NATIONAL FLOOD INSURANCE PROGRAM INSTALLMENT PAYMENT PLAN

FEMA has recently published a final rule that will revise the NFIP’s regulations to offer policyholders the option to pay flood insurance premiums in monthly installments. The rule will become effective December 31, 2024, and will bring FEMA regulations into compliance with statutory mandates. In 2012, the Biggert-Waters Flood Insurance Reform Act (“BW-12”) amended the National Flood Insurance Act (“NFIA”) to require FEMA to provide NFIP policyholders who are not required to escrow their premiums the option to pay annually or in more frequent installments. In 2014, the Homeowner Flood Insurance Affordability Act further amended the BW-12 requirement   by updating the language to require FEMA to allow premium payments to be made annually or monthly.

 

Currently, the regulation requires policyholders to pay their annual premium in full at the time of application or renewal, which may be financially difficult for some policyholders. The new rule is expected to reduce financial barriers for policyholders and promote continued retention of flood insurance.

Below are some highlights from of the new rule:

  • The regulation will be revised to allow payment of either the full annual premium or monthly payments.
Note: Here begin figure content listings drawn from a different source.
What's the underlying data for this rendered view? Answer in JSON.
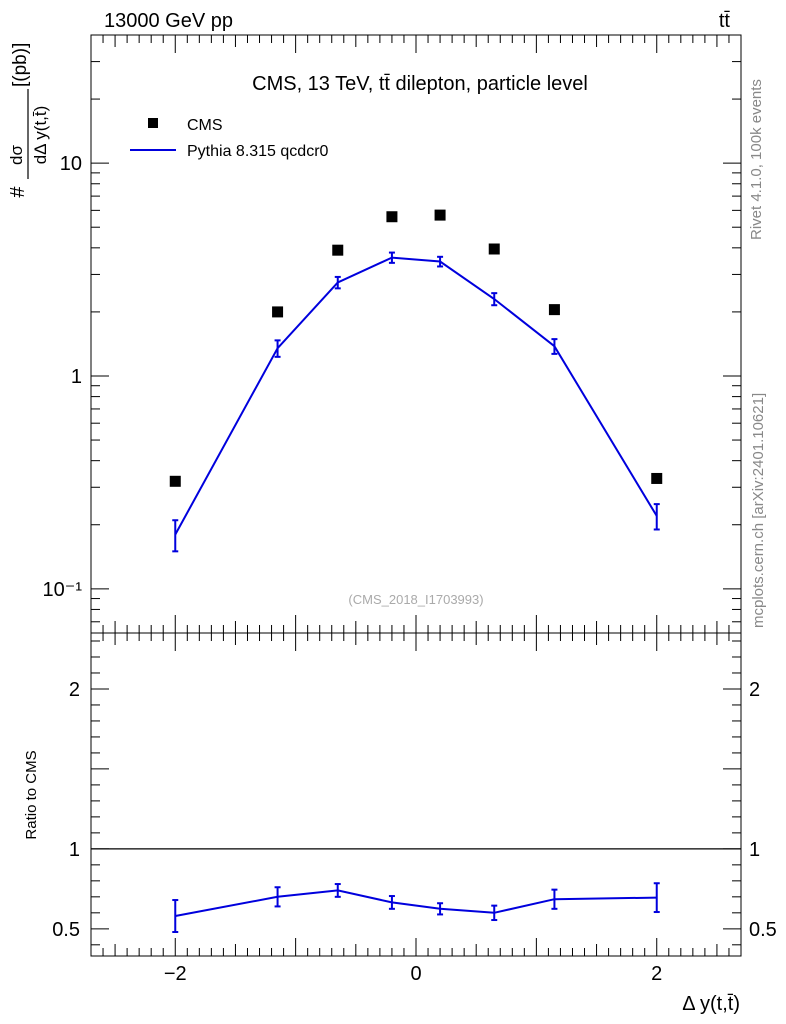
{
  "header": {
    "left": "13000 GeV pp",
    "right": "tt̄"
  },
  "side_labels": {
    "rivet": "Rivet 4.1.0,  100k events",
    "source": "mcplots.cern.ch [arXiv:2401.10621]"
  },
  "chart_data": [
    {
      "type": "scatter",
      "title": "CMS, 13 TeV, tt̄ dilepton, particle level",
      "watermark": "(CMS_2018_I1703993)",
      "ylabel": "#dσ/dΔ y(t,t̄) [(pb)]",
      "ylabel_parts": {
        "prefix": "#",
        "numerator": "dσ",
        "denominator": "dΔ y(t,t̄)",
        "unit": "[(pb)]"
      },
      "xlabel": "Δ y(t,t̄)",
      "yscale": "log",
      "xlim": [
        -2.7,
        2.7
      ],
      "ylim": [
        0.062,
        40
      ],
      "y_tick_labels": [
        {
          "value": 0.1,
          "label": "10⁻¹"
        },
        {
          "value": 1,
          "label": "1"
        },
        {
          "value": 10,
          "label": "10"
        }
      ],
      "legend": {
        "position": "top-left",
        "entries": [
          "CMS",
          "Pythia 8.315 qcdcr0"
        ]
      },
      "series": [
        {
          "name": "CMS",
          "style": "black-square-markers",
          "x": [
            -2.0,
            -1.15,
            -0.65,
            -0.2,
            0.2,
            0.65,
            1.15,
            2.0
          ],
          "y": [
            0.32,
            2.0,
            3.9,
            5.6,
            5.7,
            3.95,
            2.05,
            0.33
          ]
        },
        {
          "name": "Pythia 8.315 qcdcr0",
          "style": "blue-line-with-errors",
          "color": "#0000dd",
          "x": [
            -2.0,
            -1.15,
            -0.65,
            -0.2,
            0.2,
            0.65,
            1.15,
            2.0
          ],
          "y": [
            0.18,
            1.35,
            2.75,
            3.6,
            3.45,
            2.3,
            1.38,
            0.22
          ],
          "err": [
            0.03,
            0.12,
            0.17,
            0.2,
            0.18,
            0.15,
            0.11,
            0.03
          ]
        }
      ]
    },
    {
      "type": "line",
      "ylabel": "Ratio to CMS",
      "xlabel": "Δ y(t,t̄)",
      "xlim": [
        -2.7,
        2.7
      ],
      "ylim": [
        0.33,
        2.35
      ],
      "y_tick_labels": [
        {
          "value": 0.5,
          "label": "0.5"
        },
        {
          "value": 1,
          "label": "1"
        },
        {
          "value": 2,
          "label": "2"
        }
      ],
      "x_tick_labels": [
        {
          "value": -2,
          "label": "−2"
        },
        {
          "value": 0,
          "label": "0"
        },
        {
          "value": 2,
          "label": "2"
        }
      ],
      "reference_line": 1,
      "series": [
        {
          "name": "Pythia 8.315 qcdcr0",
          "color": "#0000dd",
          "x": [
            -2.0,
            -1.15,
            -0.65,
            -0.2,
            0.2,
            0.65,
            1.15,
            2.0
          ],
          "y": [
            0.58,
            0.7,
            0.74,
            0.665,
            0.625,
            0.6,
            0.685,
            0.695
          ],
          "err": [
            0.1,
            0.06,
            0.04,
            0.04,
            0.035,
            0.045,
            0.06,
            0.09
          ]
        }
      ]
    }
  ]
}
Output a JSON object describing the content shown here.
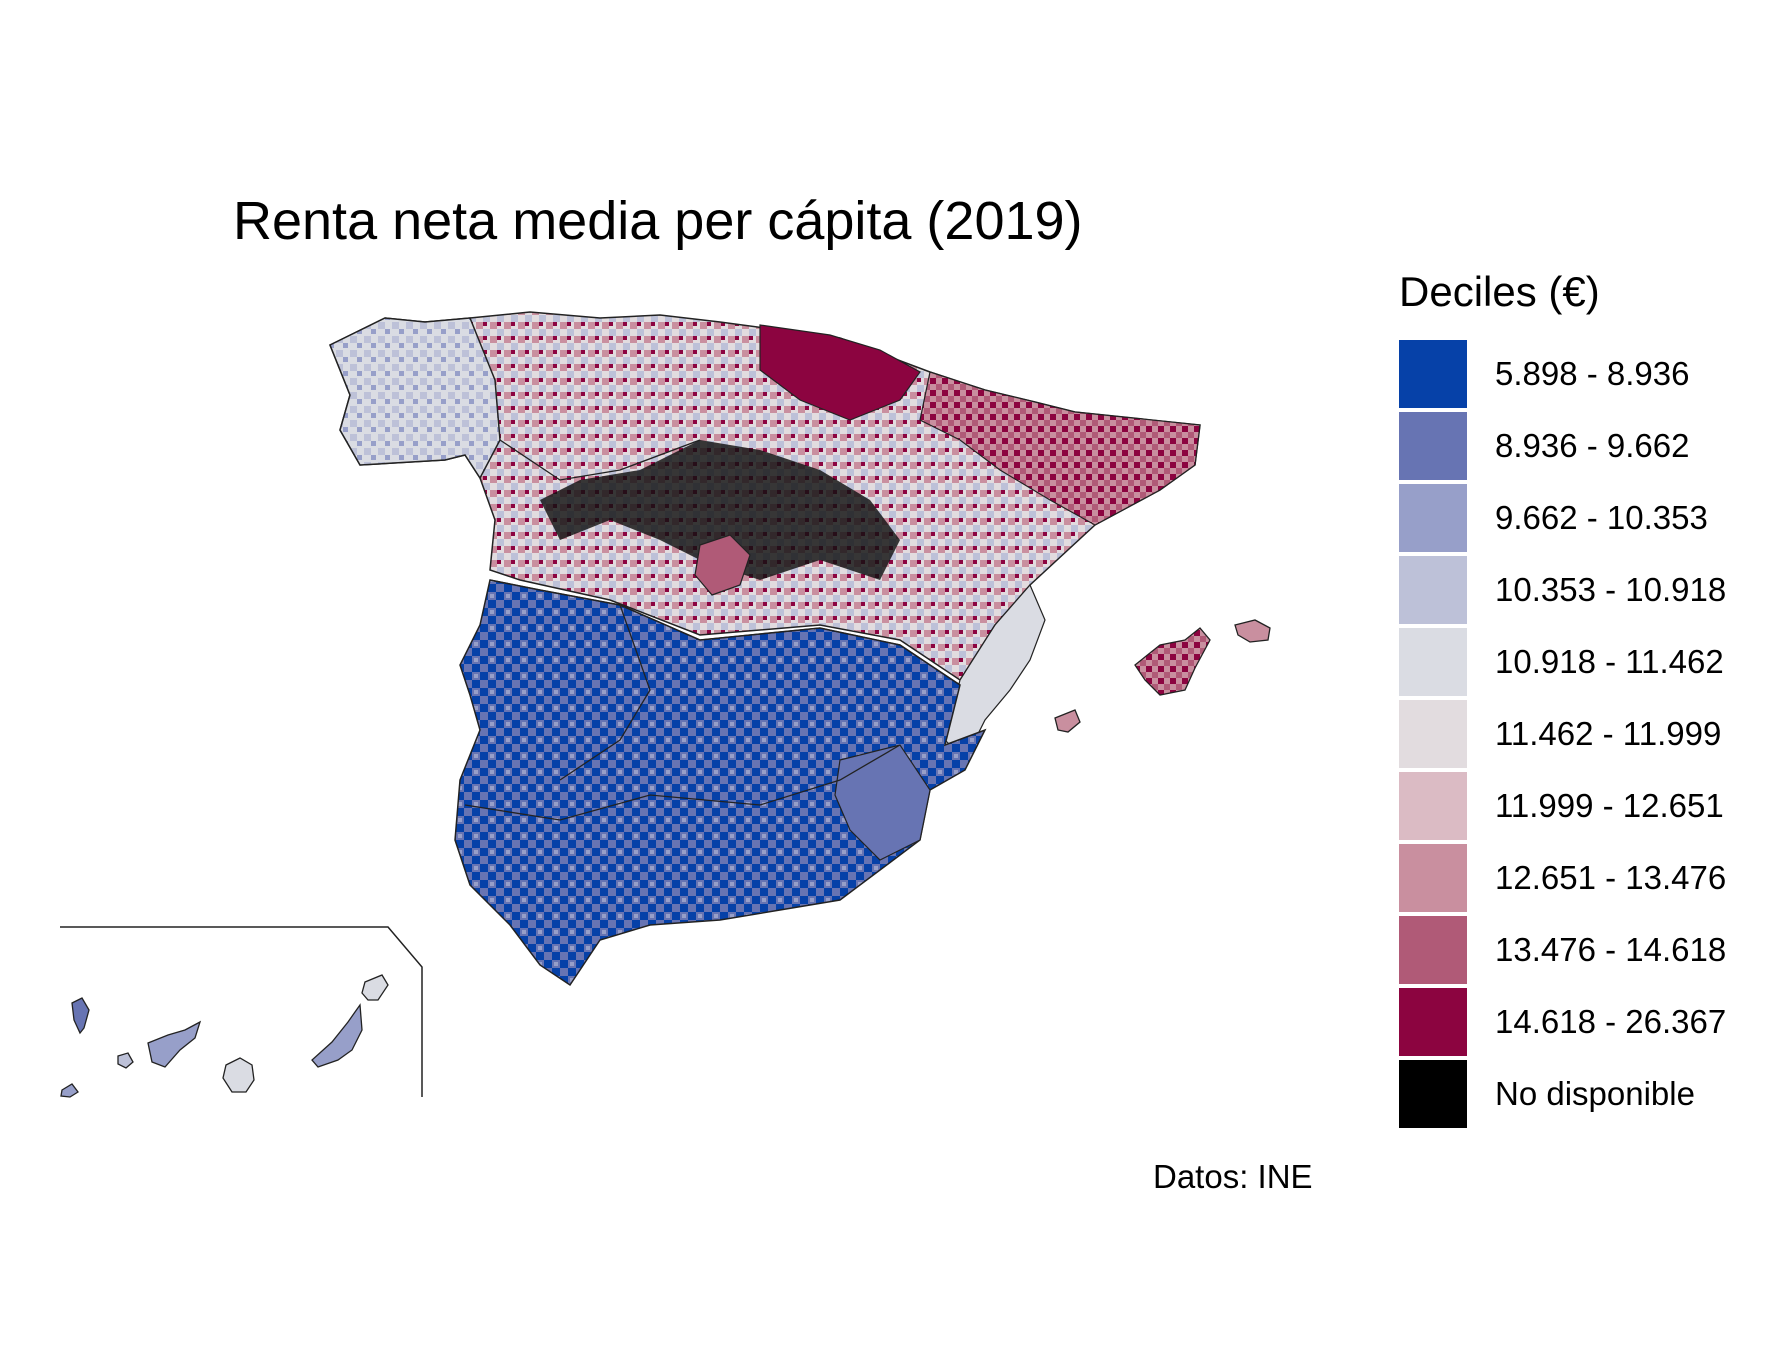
{
  "title": "Renta neta media per cápita (2019)",
  "legend": {
    "title": "Deciles (€)",
    "items": [
      {
        "label": "5.898 - 8.936",
        "color": "#0641a8"
      },
      {
        "label": "8.936 - 9.662",
        "color": "#6774b3"
      },
      {
        "label": "9.662 - 10.353",
        "color": "#979fc9"
      },
      {
        "label": "10.353 - 10.918",
        "color": "#bdc1d8"
      },
      {
        "label": "10.918 - 11.462",
        "color": "#dadce3"
      },
      {
        "label": "11.462 - 11.999",
        "color": "#e2dcdf"
      },
      {
        "label": "11.999 - 12.651",
        "color": "#dbbbc4"
      },
      {
        "label": "12.651 - 13.476",
        "color": "#c98f9f"
      },
      {
        "label": "13.476 - 14.618",
        "color": "#b05a77"
      },
      {
        "label": "14.618 - 26.367",
        "color": "#8c0440"
      },
      {
        "label": "No disponible",
        "color": "#000000"
      }
    ]
  },
  "source": "Datos: INE"
}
The first monthly payment will also include surcharges, fees and assessments, which FEMA categorizes separately from the policy premium amount.
  • Only policyholders not required to escrow flood insurance premiums will be eligible for the monthly installment option.
  • Residential and non-residential SFIP policyholders will be eligible for the monthly installment option.
  • If the policyholder misses any of the monthly payments, FEMA will require them to pay the entire premium upfront for the next policy period.
  • If a claim is made prior to the policyholder paying the premium balance in full through their monthly installments, they must either pay the remaining premium balance to receive the full benefits of the claim, or the remaining balance may be settled out of claim proceeds.
  • These updates will also apply to Write Your Own (“WYO”) companies who will now be required to offer premium payment plans in accordance with the regulations.

 

Proctor Loan Protector will continue to monitor this topic and provide updates as they develop.